William Wegman says he “made a conscious effort to avoid” anthropomorphizing the dogs in his photographs, but when a new collection of his Weimaraner work is titled Being Human (Chronicle), the issue is hard to avoid. William A. Ewing’s edit of the series is the most extensive and engaging to date, with a slew of newly published Polaroids of the malleable, effortlessly chic animals, in and out of people clothes. But as a section titled “Nudes” makes clear, human outfits don’t make Man Ray, Fay Ray, and the gang any more relatable (or stylish) than they already are. Wegman’s dogs are us: patient, put-upon, and waiting for a treat.
In anticipation of Stephen Shore’s MoMA retrospective (opening November 19), Aperture invited Ed Ruscha, Wes Anderson, Paul Graham, Taryn Simon, Thomas Struth, and ten others to choose up to ten unpublished pictures from Shore’s Uncommon Places archive. The result, Selected Works 1973-1981, is fascinating, if not revelatory. Shore’s eye for the profoundly ordinary is hard to beat, but many of these photographs didn’t make the first cut for a reason. Still, with Shore himself taking another stab at it, and particularly canny choices by Guido Guidi and An-My Lê, among others, this is far more than a footnote to a contemporary classic.

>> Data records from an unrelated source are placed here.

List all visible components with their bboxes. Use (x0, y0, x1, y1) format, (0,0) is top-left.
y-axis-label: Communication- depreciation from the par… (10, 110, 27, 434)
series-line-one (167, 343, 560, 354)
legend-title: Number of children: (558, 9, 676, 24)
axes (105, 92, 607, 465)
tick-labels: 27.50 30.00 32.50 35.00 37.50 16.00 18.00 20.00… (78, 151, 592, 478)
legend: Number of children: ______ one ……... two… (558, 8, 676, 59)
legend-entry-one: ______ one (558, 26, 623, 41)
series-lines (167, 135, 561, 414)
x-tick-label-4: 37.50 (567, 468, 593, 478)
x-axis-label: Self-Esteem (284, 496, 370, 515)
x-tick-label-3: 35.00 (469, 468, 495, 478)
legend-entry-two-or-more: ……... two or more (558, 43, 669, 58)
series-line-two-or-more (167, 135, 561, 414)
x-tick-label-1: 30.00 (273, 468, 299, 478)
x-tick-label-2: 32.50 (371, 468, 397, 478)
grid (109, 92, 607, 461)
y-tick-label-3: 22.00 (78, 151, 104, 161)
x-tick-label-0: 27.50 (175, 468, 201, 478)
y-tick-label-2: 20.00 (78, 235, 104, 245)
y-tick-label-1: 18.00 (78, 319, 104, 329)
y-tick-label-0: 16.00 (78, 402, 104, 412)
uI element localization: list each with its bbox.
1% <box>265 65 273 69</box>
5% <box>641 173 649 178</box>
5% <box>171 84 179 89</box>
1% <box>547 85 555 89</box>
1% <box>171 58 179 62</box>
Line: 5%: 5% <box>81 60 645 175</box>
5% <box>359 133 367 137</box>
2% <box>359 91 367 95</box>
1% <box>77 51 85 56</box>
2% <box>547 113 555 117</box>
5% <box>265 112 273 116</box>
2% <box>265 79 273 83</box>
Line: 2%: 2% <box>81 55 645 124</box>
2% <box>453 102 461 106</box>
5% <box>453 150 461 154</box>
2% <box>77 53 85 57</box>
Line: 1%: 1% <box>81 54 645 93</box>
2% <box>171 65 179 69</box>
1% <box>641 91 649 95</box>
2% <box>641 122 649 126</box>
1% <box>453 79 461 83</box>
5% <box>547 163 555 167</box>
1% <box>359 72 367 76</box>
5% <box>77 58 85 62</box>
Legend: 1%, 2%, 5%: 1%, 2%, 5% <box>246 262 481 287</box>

Though newly published, Henry Gruyaert’s East/West (Thames & Hudson) has the look of a rediscovered classic. The Magnum photographer’s super-saturated Kodachrome landscapes from Los Angeles and Las Vegas in 1981 and Moscow in 1989 are not just great social documents – they’re among that period’s best color photographs. Gruyaert’s L.A. and Vegas work is terrific; he was new to both cities, so his take is fresh, immediate, and knife sharp. The Moscow series is just as finely observed, but the city looks stifled and out-of-date. Although these were taken nearly a decade after the Vegas pictures, there’s no future here; Russia is still stuck in the dusty past.